(Guardian, On the Road to Montreal, 2010)
We used to go fishing down in that pond over there (points to a glimmer of a sinking lake)[his eyes are sad, with white ghosty eyeballs.] We used to catch regular size fishes in those waters, but for some incredible reason, over the many bodies of waters I laid a rod over, they were the best tasting fish I had ever had. On some nights, when food was poorly made by an honest wife, or we simply didn't have nothing to eat, I thought long and hard about those fishes, with all that flavor, and how we never had to season them, dress'em up or nada, they were just fantastic on their own, like God made them that way. I close my eyes, and imagine those days, I see my wife, by my side, she was a tomboy back then, she fished with her father, she probably saw him in me, and she just stuck by my side, swinging that rod like a pro. I didn't want to admit it at the time, but she was better at it than me, but all the boy in me said she wasn't. It took all the man in me to finally realize that I wasn't any better, I wasn't as much as her, and that she rules the lands of my kingdom, but not by force, and not by invasion, I gave those lands to her, it was the only gift I had.

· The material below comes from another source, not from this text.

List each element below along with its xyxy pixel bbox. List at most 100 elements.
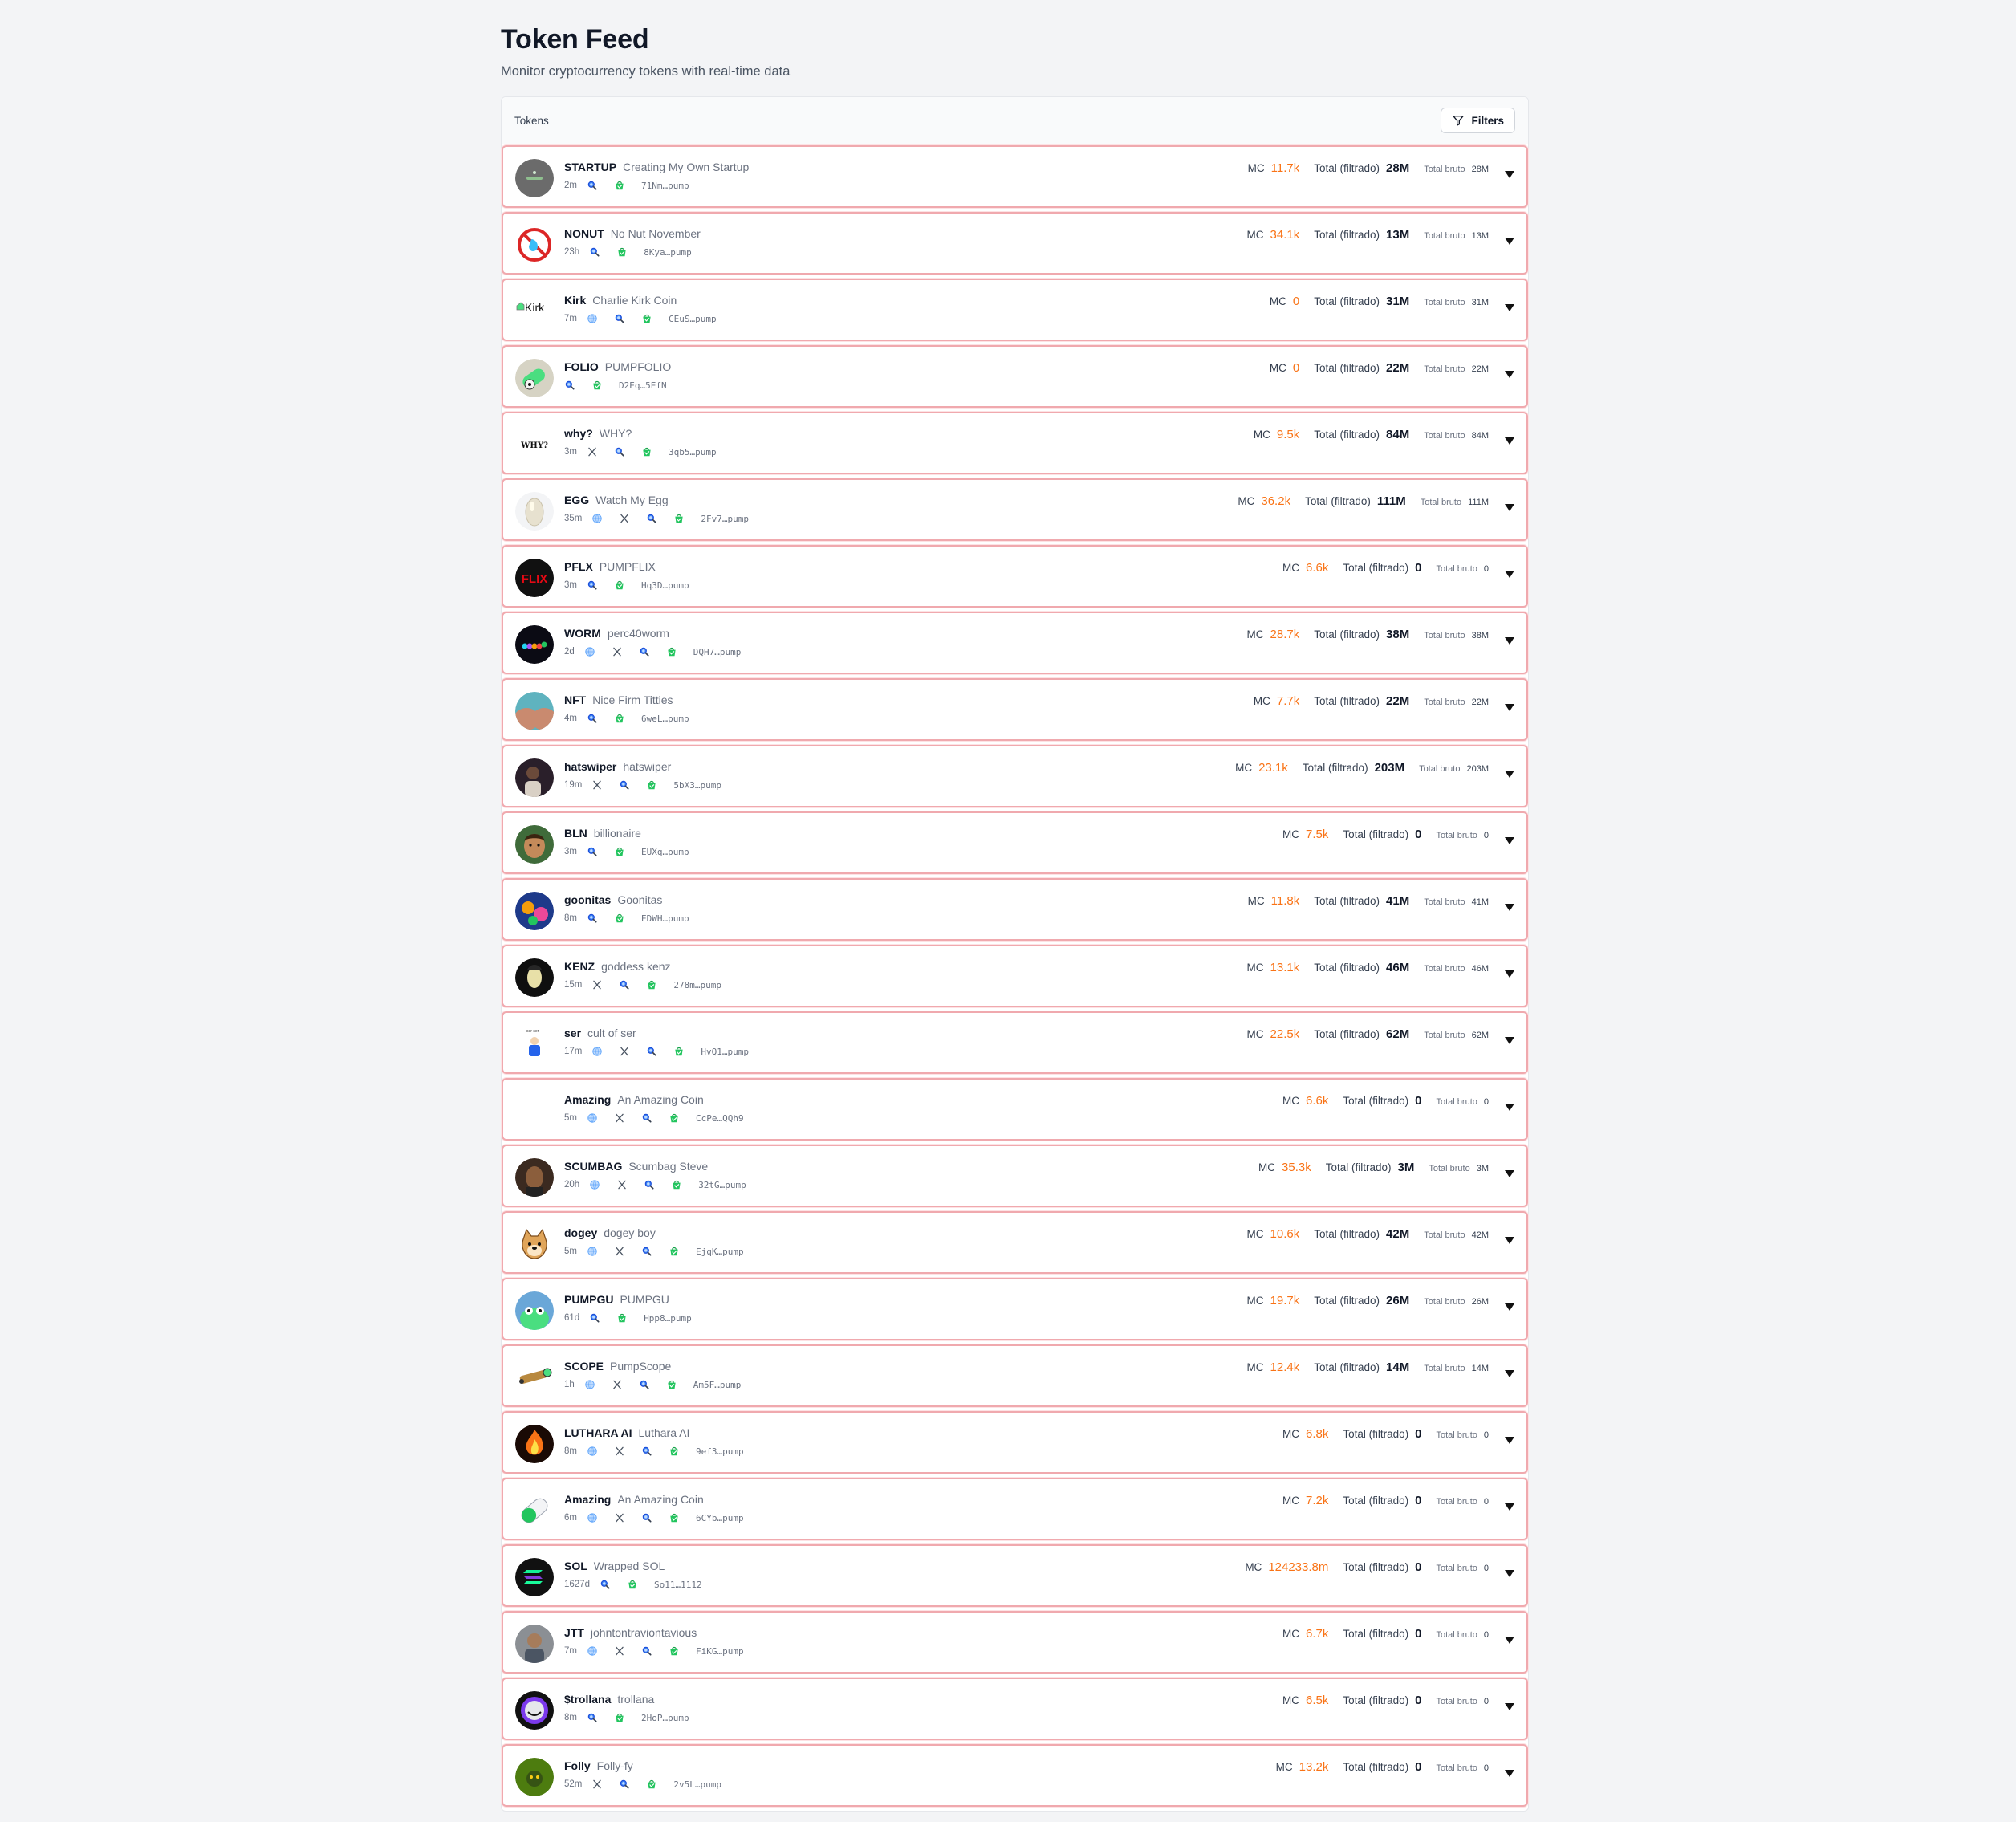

Somewhere in the field of stars above our heads, on a clear night if you look to the northeast, you can see a star that isn't a star. It's a asteroid, and they say in twenty years from now it's going to come close to us, so close that it's a problem asteroid. Over millions of dollars have been spend, and over many more millions they will keep on spending on making sure it doesn't come here (I point to my shoes, and then part them to show the earth). It's almost strange to think that a rock, in the right place in the sky with big ole eyes that glimmer like all sharks do, in the void, surrounded by darkness, are seen as vicious. They say a bite by a shark is their way of poking you, some what to shake hands, I guess we'll never understand it.
My son asked me if I thought we'd ever think of a way to stop that asteroid, if it can be destroyed, and I told him I didn't know. I thought to myself, I'd have lived a good life up until that moment, and that it was sure selfish of me to have children knowing that this world was going to end. He will only be twenty-eight by then, what kind of a life will that be when you're only starting to get the handling down, at most you can parallel park, but we're talking stunt driving like grandpa. He can't see much, but what he does see is worth seeing.
At some point tonight, I laugh myself to sleep, I tell myself nothing because there is nothing to say, everything is going to be okay (and that's that).
Farewell, with snores and snots, from one rock to another, I'm sinking like thunder, blankets be covers, and the moon sure does hover.